・・・・・・・・・・・・・・・・・はぁ・・・。
何故だ。この状態は、一体全体、何なんだ。
カークランドの姿をしたギルベルトを家につれて帰ってきたは良いが、一体これからどうすれば良いのか・・・
ぐったりとダイニングのチェアに座り込んで溜息をついていたら、兄も同じように、乱暴に椅子に腰掛けて苛々と舌打ちした。
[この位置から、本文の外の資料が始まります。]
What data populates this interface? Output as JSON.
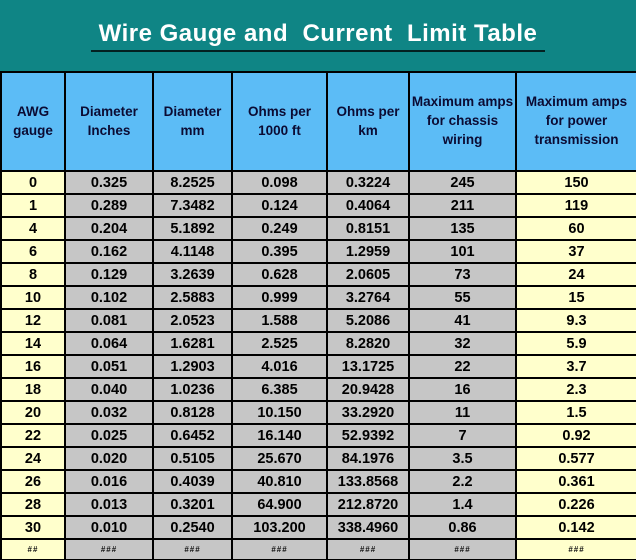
{
  "title": "Wire Gauge and  Current  Limit Table",
  "colors": {
    "banner_teal": "#0f8585",
    "header_blue": "#5cbcf6",
    "column_yellow": "#ffffcc",
    "column_gray": "#c6c6c6",
    "grid_lines": "#000000",
    "title_text": "#ffffff",
    "header_text": "#0b0b33"
  },
  "chart_data": {
    "type": "table",
    "title": "Wire Gauge and Current Limit Table",
    "columns": [
      {
        "label": "AWG\ngauge"
      },
      {
        "label": "Diameter\nInches"
      },
      {
        "label": "Diameter\nmm"
      },
      {
        "label": "Ohms per\n1000 ft"
      },
      {
        "label": "Ohms per\nkm"
      },
      {
        "label": "Maximum amps\nfor chassis\nwiring"
      },
      {
        "label": "Maximum amps\nfor power\ntransmission"
      }
    ],
    "rows": [
      [
        "0",
        "0.325",
        "8.2525",
        "0.098",
        "0.3224",
        "245",
        "150"
      ],
      [
        "1",
        "0.289",
        "7.3482",
        "0.124",
        "0.4064",
        "211",
        "119"
      ],
      [
        "4",
        "0.204",
        "5.1892",
        "0.249",
        "0.8151",
        "135",
        "60"
      ],
      [
        "6",
        "0.162",
        "4.1148",
        "0.395",
        "1.2959",
        "101",
        "37"
      ],
      [
        "8",
        "0.129",
        "3.2639",
        "0.628",
        "2.0605",
        "73",
        "24"
      ],
      [
        "10",
        "0.102",
        "2.5883",
        "0.999",
        "3.2764",
        "55",
        "15"
      ],
      [
        "12",
        "0.081",
        "2.0523",
        "1.588",
        "5.2086",
        "41",
        "9.3"
      ],
      [
        "14",
        "0.064",
        "1.6281",
        "2.525",
        "8.2820",
        "32",
        "5.9"
      ],
      [
        "16",
        "0.051",
        "1.2903",
        "4.016",
        "13.1725",
        "22",
        "3.7"
      ],
      [
        "18",
        "0.040",
        "1.0236",
        "6.385",
        "20.9428",
        "16",
        "2.3"
      ],
      [
        "20",
        "0.032",
        "0.8128",
        "10.150",
        "33.2920",
        "11",
        "1.5"
      ],
      [
        "22",
        "0.025",
        "0.6452",
        "16.140",
        "52.9392",
        "7",
        "0.92"
      ],
      [
        "24",
        "0.020",
        "0.5105",
        "25.670",
        "84.1976",
        "3.5",
        "0.577"
      ],
      [
        "26",
        "0.016",
        "0.4039",
        "40.810",
        "133.8568",
        "2.2",
        "0.361"
      ],
      [
        "28",
        "0.013",
        "0.3201",
        "64.900",
        "212.8720",
        "1.4",
        "0.226"
      ],
      [
        "30",
        "0.010",
        "0.2540",
        "103.200",
        "338.4960",
        "0.86",
        "0.142"
      ]
    ],
    "footer_marks": [
      "##",
      "###",
      "###",
      "###",
      "###",
      "###",
      "###"
    ]
  }
}
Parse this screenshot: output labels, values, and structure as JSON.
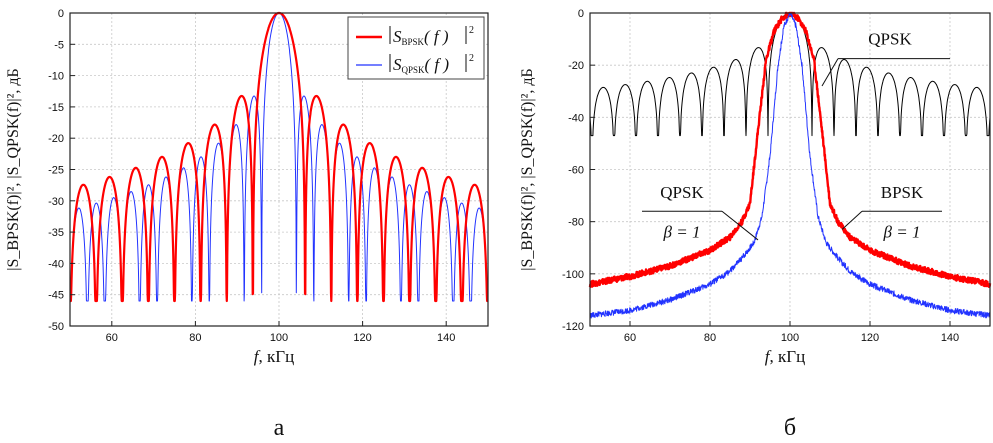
{
  "figure": {
    "panel_a_letter": "а",
    "panel_b_letter": "б"
  },
  "chart_data": [
    {
      "type": "line",
      "panel": "а",
      "xlabel_symbol": "f",
      "xlabel_unit": ",  кГц",
      "ylabel_text": "|S_BPSK(f)|², |S_QPSK(f)|²,  дБ",
      "ylabel_unit": "дБ",
      "xlim": [
        50,
        150
      ],
      "ylim": [
        -50,
        0
      ],
      "xticks": [
        60,
        80,
        100,
        120,
        140
      ],
      "yticks": [
        0,
        -5,
        -10,
        -15,
        -20,
        -25,
        -30,
        -35,
        -40,
        -45,
        -50
      ],
      "grid": true,
      "legend_position": "top-right",
      "series": [
        {
          "name": "|S_BPSK(f)|²",
          "name_main": "S",
          "name_sub": "BPSK",
          "color": "#ff0000",
          "model": "sinc2",
          "symbol_rate_khz": 6.25,
          "center_khz": 100,
          "floor_db": -46
        },
        {
          "name": "|S_QPSK(f)|²",
          "name_main": "S",
          "name_sub": "QPSK",
          "color": "#2233ff",
          "model": "sinc2",
          "symbol_rate_khz": 4.167,
          "center_khz": 100,
          "floor_db": -46
        }
      ]
    },
    {
      "type": "line",
      "panel": "б",
      "xlabel_symbol": "f",
      "xlabel_unit": ",  кГц",
      "ylabel_text": "|S_BPSK(f)|², |S_QPSK(f)|²,  дБ",
      "ylabel_unit": "дБ",
      "xlim": [
        50,
        150
      ],
      "ylim": [
        -120,
        0
      ],
      "xticks": [
        60,
        80,
        100,
        120,
        140
      ],
      "yticks": [
        0,
        -20,
        -40,
        -60,
        -80,
        -100,
        -120
      ],
      "grid": true,
      "series": [
        {
          "label": "QPSK",
          "color": "#000000",
          "model": "sinc2",
          "symbol_rate_khz": 5.5,
          "center_khz": 100,
          "floor_db": -47
        },
        {
          "label": "BPSK β=1",
          "color": "#ff0000",
          "model": "filtered",
          "points": [
            [
              50,
              -104
            ],
            [
              60,
              -101
            ],
            [
              70,
              -97
            ],
            [
              80,
              -91
            ],
            [
              85,
              -86
            ],
            [
              88,
              -80
            ],
            [
              90,
              -73
            ],
            [
              92,
              -45
            ],
            [
              94,
              -18
            ],
            [
              96,
              -7
            ],
            [
              98,
              -2
            ],
            [
              100,
              0
            ],
            [
              102,
              -2
            ],
            [
              104,
              -7
            ],
            [
              106,
              -18
            ],
            [
              108,
              -45
            ],
            [
              110,
              -73
            ],
            [
              112,
              -80
            ],
            [
              115,
              -86
            ],
            [
              120,
              -91
            ],
            [
              130,
              -97
            ],
            [
              140,
              -101
            ],
            [
              150,
              -104
            ]
          ]
        },
        {
          "label": "QPSK β=1",
          "color": "#2233ff",
          "model": "filtered",
          "points": [
            [
              50,
              -116
            ],
            [
              60,
              -114
            ],
            [
              70,
              -110
            ],
            [
              80,
              -104
            ],
            [
              85,
              -99
            ],
            [
              88,
              -94
            ],
            [
              91,
              -88
            ],
            [
              93,
              -78
            ],
            [
              95,
              -55
            ],
            [
              97,
              -20
            ],
            [
              98.5,
              -5
            ],
            [
              100,
              0
            ],
            [
              101.5,
              -5
            ],
            [
              103,
              -20
            ],
            [
              105,
              -55
            ],
            [
              107,
              -78
            ],
            [
              109,
              -88
            ],
            [
              112,
              -94
            ],
            [
              115,
              -99
            ],
            [
              120,
              -104
            ],
            [
              130,
              -110
            ],
            [
              140,
              -114
            ],
            [
              150,
              -116
            ]
          ]
        }
      ],
      "annotations": [
        {
          "text": "QPSK",
          "target": [
            108,
            -28
          ]
        },
        {
          "text_top": "QPSK",
          "text_bottom": "β = 1",
          "target": [
            92,
            -87
          ]
        },
        {
          "text_top": "BPSK",
          "text_bottom": "β = 1",
          "target": [
            113,
            -83
          ]
        }
      ]
    }
  ]
}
「どうなってやがんだ、ったく、あいつお得意のキセキか妖精か、迷惑極まりねーっつの」
「全くだ・・・そして何だか調子が狂う、カークランドと話しているようだ」
「そりゃそうだ、エロ大使の身体なんだからよ・・・声も違うしな。意外に声、結構高いぜ」
「兄さんよりはな」
椅子を蹴って、コーヒーを沸かすために兄はキッチンへと向かう。
ぺたぺた、ルームシューズを履きたがらない彼の為にこの家の床はいつもぴかぴかだ。
普段は裸足の彼だが、今日はカークランドの姿をしている。
真っ白な靴下がこの家を歩いているのは、何だか不思議な気分だった。
「味覚も違ぇのかな・・・あいつ、コーヒーとか飲まねぇだろ」
「紅茶は無いぞ」
「飲みたかねーよ」
こぷこぷとインスタントの粉の中にお湯を注ぐカークランド・・・ではなく、ギルベルト。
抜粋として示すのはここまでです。